The problem, of course, is the fact that less than 1% of the fentanyl coming into the US flows across the Canadian border; we send far more fentanyl to Canada than they send to us (though of course that doesn’t make us the bad guys; we’re the USA, everyone knows the USA is never the bad guys).
Liberals play into this propaganda
I’ve seen a lot of liberals try to push back against this narrative with information about fentanyl smuggling into the US, like the fact that almost all of the fentanyl coming into the US originates in China, or that the fentanyl that doesn’t originate from China tends to come in from Mexico and Central and South America. “Only 1% of the fentanyl that comes into the US crosses the border from Canada!” they say. “Canada is barely a rounding error on DEA statistics!”
Please stop doing that. It doesn’t work. It only reinforces the propaganda.
How?
When you say “Only 1% of the fentanyl that comes into the US crosses the border from Canada,” what you think you’re saying is “stop demonizing Canada. They aren’t the problem.”
That isn’t what die-hard MAGA hears.
What die-hard MAGA hears is something more like this:
See? Trump is right! Canada is the problem! Even the liberals agree! Oh, sure, the liberals want to argue about this percentage or that percentage or blah blah blah percentage, but they don’t deny Canada is sending us fentanyl that’s killing American children. They quibble over numbers, but they still admit he’s right. Fentanyl is coming from Canada. We have to defend ourselves from the Canadians poisoning our children.
And boom! By pointing out facts that you think prove Trump wrong, you have reinforced the propaganda.
This is about feelings, not fact. Feelings don’t care about your facts.

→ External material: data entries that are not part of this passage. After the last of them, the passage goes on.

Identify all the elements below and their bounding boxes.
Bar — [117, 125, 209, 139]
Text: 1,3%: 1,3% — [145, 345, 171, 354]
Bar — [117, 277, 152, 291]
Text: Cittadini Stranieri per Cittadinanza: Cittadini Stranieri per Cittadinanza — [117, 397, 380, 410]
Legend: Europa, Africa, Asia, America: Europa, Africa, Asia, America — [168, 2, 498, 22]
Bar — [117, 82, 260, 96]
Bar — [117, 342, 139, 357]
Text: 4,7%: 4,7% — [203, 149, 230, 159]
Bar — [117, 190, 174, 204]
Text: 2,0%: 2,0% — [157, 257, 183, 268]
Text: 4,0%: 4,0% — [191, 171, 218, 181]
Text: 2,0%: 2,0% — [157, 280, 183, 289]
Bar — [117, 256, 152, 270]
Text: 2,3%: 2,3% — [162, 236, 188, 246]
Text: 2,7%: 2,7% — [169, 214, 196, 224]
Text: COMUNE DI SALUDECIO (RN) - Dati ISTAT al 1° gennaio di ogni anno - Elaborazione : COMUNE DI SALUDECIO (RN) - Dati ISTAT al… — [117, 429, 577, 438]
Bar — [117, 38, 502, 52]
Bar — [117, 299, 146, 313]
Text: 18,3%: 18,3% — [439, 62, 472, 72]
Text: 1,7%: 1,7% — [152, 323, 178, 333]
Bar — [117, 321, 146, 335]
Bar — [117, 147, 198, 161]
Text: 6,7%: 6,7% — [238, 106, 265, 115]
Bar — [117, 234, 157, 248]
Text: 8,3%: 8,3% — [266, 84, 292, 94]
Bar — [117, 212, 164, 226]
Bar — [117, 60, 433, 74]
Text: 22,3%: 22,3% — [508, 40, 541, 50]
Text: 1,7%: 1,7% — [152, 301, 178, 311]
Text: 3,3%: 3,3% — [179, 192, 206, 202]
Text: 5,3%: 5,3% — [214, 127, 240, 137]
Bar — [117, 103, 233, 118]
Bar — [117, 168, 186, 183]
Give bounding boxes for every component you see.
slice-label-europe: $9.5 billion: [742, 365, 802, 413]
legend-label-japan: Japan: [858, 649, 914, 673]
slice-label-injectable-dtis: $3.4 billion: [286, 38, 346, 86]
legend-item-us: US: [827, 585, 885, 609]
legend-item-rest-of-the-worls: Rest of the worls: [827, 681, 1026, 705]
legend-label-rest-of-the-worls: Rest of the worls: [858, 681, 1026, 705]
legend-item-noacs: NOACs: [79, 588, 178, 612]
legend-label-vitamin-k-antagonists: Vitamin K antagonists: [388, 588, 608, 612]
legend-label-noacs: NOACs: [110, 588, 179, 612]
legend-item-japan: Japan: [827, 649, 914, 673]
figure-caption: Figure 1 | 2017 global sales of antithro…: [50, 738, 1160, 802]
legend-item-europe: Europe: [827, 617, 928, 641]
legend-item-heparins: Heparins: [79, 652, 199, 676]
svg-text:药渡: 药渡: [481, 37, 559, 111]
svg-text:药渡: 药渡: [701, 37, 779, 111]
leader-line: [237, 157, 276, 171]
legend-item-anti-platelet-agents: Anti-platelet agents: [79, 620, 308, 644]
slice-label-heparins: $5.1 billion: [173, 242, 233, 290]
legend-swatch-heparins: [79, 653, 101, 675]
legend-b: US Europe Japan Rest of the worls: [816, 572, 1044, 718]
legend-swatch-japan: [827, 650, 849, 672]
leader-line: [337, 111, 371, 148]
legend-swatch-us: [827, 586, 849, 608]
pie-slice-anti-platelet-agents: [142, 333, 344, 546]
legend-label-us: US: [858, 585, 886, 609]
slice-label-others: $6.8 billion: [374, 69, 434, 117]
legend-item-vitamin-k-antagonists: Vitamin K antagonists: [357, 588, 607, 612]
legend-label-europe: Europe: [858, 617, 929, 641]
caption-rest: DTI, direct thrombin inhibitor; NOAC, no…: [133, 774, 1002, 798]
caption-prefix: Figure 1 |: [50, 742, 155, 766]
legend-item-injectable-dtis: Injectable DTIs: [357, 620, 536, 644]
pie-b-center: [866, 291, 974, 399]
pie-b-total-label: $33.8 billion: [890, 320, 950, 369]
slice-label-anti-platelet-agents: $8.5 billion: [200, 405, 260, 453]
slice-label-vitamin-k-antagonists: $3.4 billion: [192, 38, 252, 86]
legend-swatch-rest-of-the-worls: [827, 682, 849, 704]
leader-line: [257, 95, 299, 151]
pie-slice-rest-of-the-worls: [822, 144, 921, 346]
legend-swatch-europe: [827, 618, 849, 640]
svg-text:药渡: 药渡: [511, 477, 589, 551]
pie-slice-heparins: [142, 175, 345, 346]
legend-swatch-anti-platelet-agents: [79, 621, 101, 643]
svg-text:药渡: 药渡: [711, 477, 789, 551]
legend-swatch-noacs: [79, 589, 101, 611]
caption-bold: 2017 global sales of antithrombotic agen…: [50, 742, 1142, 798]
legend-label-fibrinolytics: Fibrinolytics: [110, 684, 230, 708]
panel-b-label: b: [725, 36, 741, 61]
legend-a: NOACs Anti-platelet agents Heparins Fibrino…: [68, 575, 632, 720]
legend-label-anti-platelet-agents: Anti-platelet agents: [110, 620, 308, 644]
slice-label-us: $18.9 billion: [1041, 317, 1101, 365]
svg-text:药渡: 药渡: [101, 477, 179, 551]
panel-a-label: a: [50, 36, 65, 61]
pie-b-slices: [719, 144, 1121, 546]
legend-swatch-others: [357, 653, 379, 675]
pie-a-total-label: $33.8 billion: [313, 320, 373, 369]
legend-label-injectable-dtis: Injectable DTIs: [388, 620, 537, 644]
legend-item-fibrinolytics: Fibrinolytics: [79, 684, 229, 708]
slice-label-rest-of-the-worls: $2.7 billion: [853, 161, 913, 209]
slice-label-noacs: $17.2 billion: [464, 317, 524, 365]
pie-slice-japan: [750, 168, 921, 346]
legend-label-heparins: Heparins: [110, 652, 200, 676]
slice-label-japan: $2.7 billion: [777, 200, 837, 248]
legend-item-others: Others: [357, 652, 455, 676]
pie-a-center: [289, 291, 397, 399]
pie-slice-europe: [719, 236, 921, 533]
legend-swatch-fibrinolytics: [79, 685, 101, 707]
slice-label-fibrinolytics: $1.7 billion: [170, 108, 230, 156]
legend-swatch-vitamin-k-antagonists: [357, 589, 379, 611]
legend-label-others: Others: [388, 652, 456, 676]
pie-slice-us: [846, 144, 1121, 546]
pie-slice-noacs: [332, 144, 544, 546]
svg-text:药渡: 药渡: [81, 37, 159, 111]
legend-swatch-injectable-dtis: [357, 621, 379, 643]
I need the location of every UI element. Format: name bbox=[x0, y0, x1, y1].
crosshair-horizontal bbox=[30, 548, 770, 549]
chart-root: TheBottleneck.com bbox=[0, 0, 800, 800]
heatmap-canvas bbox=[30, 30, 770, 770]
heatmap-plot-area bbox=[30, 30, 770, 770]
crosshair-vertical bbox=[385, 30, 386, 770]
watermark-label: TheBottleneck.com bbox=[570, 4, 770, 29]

In fact, countering false narratives with facts is likely to make the false belief stronger, thanks to a psychological phenomenon called “entrenchment” or “the backfire effect.”
Put simply: When a person encounters a fact that contradicts a belief, that person is likely to rehearse — that is, to replay in his mind, over and over, all the reasons he believed that thing in the first place. Reinforcement strengthens the synaptic connections in the brain that correspond to that belief; it literally, not figuratively, reinforces the false belief.
The stronger the contradictory evidence, the more the person rehearses, and the stronger the false belief becomes.
What’s the answer, then?
Stop quibbling over facts and statistics. Facts and statistics don’t matter. Too many people don’t make decisions based on empirical reality.
The University of Pennsylvania has an excellent article on countering propaganda and entrenched narratives: bypass, don’t refute.
Instead of contradicting the false narrative with statistics that directly refute the false belief, find other avenues, other paths to the truth.
If people hold the false belief that GM food causes allergies — a common bit of misinformation among anti-GM circles — don’t talk about allergies. Find other ways to highlight the advantages of GM food.
If people hold the false belief that we need to retaliate against Canada for poisoning our children with fentanyl, don’t attack the idea that fentanyl is coming from Canada. Talk about the other sources of the drug problem. Talk about the reasons Canada, our largest trade partner, is vital to the US economy. Talk about the people who will suffer if Canadian trade breaks down.
Bypass the issue of “Canadian fentanyl.” The people who believe the narrative about “Canadian fentanyl” will only entrench in their false belief if you try to approach it head-on.
Don’t reinforce the propaganda you’re fighting against.